The dishonesty that lurched between us, in retrospect, had robbed our relationship of authenticity. She had often begged me to be honest with her, and I had. Most of the time. Unlike my father, I had never wanted her to be anything other than who she was, imagining that whatever conversation we were having, though flawed, was sincere.
Under her bed, their bed, I found the reusable sorry card, the envelope a catalogue of apologies.
‘John:’ in blue felt-tip – ‘The re-usable card!’ Beneath is her ‘+ again’ in black biro, ‘& back’, in Dad’s handwriting, ‘definitely’ (misspelled) in hers, and then ‘July – Maureen, in pencil in case we run out of space. I’m the one on the right!’ Two more dates follow, both in her hand.
On the cover there is a blushing cartoon mouse with the words: ‘I’m remorseful, regretful, repentant, contrite, humbled, grief-stricken, self-accusing, eating humble pie … Well let’s face it …’ and then inside the card ‘… I’m really very sorry.’ Other than these card manufacturer’s words, it is completely blank.
There is also a pile of Valentine cards, a haul of sentimentality and sweetness I never anticipated. One pictures two birds:
‘Do you love me?’ says the first.
‘Of course I do.’
‘Say it then.’
‘I love you.’
‘Say it with feeling.’
‘I luuurve you.’
‘LOUDER.’
‘I love you, I love you, I love you, I love you!’
There is a gap, the bird who has just spoken awash with sweat. The other whispers:
‘Promise?’
Again, though there are no words inside the card, it passes back and forth between them till finally there is a single entry from 2002, the year Dad died. It is in his handwriting, the letters already crooked with cancer: ‘Thanks for all you’ve done.’
Finally, wedged beneath the cards, in a plastic wallet, is a full sermon, typed up. Delivered in the nineties by Dad alone at pulpits across Scotland, it spread the good news on marriage. Each Sunday he told the congregation that he had realised ‘how impossible it would be to live without each other’.

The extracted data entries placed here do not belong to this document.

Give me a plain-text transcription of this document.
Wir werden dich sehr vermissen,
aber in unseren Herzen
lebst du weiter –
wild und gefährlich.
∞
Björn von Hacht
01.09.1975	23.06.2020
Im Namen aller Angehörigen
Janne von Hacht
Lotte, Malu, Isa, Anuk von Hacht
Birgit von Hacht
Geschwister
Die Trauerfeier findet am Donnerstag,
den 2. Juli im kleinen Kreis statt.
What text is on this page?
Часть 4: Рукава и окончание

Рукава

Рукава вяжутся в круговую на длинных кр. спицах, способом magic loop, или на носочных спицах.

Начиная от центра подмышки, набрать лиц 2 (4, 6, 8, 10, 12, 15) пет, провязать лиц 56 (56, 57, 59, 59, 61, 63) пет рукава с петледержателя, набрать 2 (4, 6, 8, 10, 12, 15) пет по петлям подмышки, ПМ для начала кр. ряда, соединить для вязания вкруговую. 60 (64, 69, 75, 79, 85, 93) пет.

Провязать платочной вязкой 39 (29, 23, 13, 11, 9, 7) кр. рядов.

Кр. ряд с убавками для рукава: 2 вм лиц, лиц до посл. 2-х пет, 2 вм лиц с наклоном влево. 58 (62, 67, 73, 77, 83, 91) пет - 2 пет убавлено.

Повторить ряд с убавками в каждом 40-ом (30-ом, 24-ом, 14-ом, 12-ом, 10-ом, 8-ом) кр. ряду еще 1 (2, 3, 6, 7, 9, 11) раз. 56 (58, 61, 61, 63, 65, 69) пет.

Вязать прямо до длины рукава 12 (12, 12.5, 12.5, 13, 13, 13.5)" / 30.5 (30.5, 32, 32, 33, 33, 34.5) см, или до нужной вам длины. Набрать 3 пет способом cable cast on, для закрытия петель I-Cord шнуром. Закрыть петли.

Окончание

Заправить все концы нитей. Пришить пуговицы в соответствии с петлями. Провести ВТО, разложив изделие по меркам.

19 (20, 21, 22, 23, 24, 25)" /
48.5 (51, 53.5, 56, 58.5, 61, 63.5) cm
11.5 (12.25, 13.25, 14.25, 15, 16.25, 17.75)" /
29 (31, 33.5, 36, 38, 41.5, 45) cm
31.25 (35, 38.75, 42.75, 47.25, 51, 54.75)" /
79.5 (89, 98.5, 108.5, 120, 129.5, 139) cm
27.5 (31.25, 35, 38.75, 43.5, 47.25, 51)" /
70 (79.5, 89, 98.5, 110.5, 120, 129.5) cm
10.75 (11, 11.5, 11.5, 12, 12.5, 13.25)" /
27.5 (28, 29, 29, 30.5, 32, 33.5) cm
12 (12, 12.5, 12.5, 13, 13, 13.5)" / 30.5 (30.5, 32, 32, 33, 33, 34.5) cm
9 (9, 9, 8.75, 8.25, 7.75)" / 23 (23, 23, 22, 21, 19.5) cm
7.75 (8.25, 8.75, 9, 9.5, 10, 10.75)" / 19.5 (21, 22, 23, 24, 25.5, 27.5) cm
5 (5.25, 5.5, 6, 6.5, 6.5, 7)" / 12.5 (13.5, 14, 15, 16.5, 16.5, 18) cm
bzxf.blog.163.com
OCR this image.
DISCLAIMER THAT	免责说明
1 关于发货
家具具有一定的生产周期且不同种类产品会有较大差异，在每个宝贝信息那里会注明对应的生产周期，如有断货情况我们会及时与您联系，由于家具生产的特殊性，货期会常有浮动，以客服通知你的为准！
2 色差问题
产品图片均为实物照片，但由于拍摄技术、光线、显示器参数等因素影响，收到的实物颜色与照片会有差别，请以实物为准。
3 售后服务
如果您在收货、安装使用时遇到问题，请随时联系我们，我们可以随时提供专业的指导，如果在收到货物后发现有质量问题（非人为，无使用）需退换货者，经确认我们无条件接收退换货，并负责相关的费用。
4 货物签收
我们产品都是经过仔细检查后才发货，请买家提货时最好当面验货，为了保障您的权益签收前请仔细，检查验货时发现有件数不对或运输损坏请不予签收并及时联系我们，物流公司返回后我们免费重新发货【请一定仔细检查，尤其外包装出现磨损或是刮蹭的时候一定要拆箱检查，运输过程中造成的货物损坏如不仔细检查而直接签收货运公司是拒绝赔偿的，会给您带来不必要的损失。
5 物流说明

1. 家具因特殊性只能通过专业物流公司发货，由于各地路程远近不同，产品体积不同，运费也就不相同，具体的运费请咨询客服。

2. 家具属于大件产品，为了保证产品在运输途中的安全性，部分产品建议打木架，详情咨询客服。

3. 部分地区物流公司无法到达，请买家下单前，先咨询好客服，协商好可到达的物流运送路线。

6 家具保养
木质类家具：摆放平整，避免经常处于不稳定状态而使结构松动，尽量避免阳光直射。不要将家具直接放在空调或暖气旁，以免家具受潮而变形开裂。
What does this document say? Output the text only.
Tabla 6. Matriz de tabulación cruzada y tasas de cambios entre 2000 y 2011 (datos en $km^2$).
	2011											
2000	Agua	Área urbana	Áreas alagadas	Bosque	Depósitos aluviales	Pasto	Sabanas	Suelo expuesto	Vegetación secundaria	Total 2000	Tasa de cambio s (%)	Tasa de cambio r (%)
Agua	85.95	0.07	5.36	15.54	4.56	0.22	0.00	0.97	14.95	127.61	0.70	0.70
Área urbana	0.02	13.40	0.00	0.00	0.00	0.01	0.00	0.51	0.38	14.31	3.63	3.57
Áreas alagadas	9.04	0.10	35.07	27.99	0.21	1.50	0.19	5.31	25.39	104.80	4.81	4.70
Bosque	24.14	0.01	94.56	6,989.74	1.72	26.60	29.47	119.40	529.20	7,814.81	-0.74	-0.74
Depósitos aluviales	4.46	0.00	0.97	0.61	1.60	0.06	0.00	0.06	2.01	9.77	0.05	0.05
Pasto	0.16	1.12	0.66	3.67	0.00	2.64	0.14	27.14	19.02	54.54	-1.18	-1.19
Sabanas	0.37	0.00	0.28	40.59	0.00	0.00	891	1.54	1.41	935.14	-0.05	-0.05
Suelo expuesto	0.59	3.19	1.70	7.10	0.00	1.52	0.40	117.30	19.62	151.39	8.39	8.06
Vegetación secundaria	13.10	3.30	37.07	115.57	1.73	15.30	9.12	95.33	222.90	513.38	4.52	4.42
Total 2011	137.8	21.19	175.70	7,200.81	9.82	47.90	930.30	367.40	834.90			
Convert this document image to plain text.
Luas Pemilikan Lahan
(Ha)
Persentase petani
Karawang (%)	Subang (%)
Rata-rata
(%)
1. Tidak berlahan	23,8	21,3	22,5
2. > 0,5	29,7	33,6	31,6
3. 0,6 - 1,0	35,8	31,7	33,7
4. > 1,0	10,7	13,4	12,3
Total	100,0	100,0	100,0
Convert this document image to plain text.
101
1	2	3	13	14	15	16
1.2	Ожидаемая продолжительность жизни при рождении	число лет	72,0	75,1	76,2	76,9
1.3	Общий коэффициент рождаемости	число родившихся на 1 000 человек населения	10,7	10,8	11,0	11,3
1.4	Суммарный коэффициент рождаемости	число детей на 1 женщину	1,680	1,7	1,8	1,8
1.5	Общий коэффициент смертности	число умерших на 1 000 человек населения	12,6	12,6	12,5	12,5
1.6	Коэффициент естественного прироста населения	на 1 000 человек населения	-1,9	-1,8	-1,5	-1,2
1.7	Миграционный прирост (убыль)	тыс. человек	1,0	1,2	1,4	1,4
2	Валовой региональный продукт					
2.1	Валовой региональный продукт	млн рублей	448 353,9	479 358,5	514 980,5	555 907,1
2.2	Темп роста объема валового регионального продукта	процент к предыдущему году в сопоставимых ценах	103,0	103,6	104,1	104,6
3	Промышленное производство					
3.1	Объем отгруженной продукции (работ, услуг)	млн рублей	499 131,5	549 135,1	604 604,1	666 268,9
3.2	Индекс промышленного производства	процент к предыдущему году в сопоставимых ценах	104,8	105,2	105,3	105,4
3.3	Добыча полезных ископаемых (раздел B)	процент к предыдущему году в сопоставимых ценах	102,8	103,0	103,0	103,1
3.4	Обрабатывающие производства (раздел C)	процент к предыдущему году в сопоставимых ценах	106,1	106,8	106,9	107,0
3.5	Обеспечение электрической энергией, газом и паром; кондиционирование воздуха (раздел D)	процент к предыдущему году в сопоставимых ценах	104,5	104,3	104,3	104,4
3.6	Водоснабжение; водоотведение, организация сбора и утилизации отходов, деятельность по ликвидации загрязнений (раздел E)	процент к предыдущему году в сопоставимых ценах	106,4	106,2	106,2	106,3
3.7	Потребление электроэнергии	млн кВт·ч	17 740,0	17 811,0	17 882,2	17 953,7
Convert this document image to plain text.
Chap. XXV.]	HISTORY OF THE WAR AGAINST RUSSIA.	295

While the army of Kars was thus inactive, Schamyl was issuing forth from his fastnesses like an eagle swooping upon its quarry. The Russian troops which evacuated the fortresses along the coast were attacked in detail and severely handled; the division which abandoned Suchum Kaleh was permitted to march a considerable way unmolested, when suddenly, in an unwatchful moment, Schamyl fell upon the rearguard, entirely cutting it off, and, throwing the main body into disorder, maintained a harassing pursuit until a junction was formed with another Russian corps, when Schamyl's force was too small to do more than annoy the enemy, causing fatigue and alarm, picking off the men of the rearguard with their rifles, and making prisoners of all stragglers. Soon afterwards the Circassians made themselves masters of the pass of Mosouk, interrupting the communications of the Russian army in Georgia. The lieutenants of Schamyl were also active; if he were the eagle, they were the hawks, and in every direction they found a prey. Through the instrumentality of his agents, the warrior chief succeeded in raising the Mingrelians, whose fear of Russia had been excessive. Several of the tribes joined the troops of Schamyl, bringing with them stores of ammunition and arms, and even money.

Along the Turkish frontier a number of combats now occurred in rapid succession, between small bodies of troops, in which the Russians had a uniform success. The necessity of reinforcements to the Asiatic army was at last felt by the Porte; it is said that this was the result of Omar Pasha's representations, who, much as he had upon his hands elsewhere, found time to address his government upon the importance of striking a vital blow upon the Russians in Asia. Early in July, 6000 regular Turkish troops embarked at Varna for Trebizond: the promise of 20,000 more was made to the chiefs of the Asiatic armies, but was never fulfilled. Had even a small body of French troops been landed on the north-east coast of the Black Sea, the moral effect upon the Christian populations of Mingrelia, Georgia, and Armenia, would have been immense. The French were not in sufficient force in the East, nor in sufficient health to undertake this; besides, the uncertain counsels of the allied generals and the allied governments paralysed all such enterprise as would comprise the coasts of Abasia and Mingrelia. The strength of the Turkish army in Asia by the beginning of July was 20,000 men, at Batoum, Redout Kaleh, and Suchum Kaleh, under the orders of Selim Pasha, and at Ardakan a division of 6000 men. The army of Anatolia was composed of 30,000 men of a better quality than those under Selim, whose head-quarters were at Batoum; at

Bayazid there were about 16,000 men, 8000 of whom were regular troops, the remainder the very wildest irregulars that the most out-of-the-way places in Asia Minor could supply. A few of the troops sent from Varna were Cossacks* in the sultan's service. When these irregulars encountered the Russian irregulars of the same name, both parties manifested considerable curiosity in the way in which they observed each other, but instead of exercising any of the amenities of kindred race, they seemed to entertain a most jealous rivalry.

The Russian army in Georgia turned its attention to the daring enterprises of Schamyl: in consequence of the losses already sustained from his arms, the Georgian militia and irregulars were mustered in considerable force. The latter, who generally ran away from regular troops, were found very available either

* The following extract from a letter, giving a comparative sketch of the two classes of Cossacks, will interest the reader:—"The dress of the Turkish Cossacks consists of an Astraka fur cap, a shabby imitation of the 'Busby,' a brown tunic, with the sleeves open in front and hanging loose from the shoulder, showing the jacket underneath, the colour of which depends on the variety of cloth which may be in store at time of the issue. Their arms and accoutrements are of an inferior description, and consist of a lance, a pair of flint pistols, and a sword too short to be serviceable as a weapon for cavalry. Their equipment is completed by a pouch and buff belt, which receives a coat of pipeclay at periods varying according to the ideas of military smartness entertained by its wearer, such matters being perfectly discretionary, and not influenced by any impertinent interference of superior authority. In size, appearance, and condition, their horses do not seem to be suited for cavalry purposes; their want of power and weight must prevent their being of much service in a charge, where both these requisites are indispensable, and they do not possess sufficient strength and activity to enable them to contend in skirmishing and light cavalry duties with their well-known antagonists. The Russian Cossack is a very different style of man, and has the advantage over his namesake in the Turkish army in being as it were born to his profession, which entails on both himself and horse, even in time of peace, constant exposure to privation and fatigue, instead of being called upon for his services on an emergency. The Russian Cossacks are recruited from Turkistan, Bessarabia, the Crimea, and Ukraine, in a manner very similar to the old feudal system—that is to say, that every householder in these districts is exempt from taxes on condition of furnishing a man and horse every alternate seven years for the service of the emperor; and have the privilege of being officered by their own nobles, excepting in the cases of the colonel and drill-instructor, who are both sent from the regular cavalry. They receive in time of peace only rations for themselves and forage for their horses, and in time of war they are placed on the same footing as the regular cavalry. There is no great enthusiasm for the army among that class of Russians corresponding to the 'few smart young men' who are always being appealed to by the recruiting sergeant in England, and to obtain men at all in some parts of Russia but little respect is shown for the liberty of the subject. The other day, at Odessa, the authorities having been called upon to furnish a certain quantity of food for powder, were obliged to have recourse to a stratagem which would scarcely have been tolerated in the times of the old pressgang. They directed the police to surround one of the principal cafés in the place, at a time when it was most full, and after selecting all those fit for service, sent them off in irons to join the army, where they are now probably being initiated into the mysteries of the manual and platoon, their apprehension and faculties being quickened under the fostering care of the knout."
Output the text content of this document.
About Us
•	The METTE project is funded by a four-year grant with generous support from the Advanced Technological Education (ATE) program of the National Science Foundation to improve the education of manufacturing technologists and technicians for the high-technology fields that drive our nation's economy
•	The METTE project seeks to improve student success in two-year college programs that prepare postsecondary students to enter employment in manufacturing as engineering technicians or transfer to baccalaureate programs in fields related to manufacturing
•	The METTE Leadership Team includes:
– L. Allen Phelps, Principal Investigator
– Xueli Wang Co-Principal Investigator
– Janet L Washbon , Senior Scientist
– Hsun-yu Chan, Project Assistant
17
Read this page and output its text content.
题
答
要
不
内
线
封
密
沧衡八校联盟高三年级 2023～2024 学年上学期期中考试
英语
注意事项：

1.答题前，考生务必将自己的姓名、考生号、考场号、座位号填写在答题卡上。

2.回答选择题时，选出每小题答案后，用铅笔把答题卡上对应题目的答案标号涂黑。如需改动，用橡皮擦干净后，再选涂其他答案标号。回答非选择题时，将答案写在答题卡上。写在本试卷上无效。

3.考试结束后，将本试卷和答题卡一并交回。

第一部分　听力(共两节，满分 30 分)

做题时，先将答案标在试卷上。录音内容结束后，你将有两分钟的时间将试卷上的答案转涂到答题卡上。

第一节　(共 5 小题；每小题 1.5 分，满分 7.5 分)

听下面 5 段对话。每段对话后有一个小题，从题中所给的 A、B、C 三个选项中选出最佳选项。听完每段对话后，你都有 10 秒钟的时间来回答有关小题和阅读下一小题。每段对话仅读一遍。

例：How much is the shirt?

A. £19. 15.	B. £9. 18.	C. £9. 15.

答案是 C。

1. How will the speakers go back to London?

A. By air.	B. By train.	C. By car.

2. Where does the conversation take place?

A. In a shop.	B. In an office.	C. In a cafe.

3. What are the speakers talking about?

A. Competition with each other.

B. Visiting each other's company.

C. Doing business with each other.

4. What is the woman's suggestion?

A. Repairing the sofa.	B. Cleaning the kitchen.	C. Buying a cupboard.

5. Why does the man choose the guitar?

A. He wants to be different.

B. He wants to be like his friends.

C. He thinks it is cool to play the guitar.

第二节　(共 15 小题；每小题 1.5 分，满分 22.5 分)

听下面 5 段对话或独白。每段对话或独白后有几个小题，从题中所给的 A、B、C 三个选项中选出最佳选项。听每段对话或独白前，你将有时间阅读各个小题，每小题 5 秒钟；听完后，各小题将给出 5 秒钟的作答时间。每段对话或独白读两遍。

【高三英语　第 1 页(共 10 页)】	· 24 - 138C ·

Lie 70: Always tell the truth
‘I’ is a fragile mark. Apart from the indefinite article ‘a’, which must always be bolstered by a noun, ‘I’ is the shortest word in the English language. Though it looks thin and insubstantial, our ‘I’ feels huge. Capitalised, when ‘me’, ‘he’ and ‘she’ are not, it has a whine, even on the page, like a screaming gull.
The psychologist Robert Kurzban argues that this single line, this shortest word, is a lie. We have no unitary self, because our minds are modular, with distinct biological processes and functional specialisations which are necessarily isolated from one another. Like a governmental institution where departments jealously guard information from each other, the mind is not designed to maximise accuracy. Truth falls between the cracks.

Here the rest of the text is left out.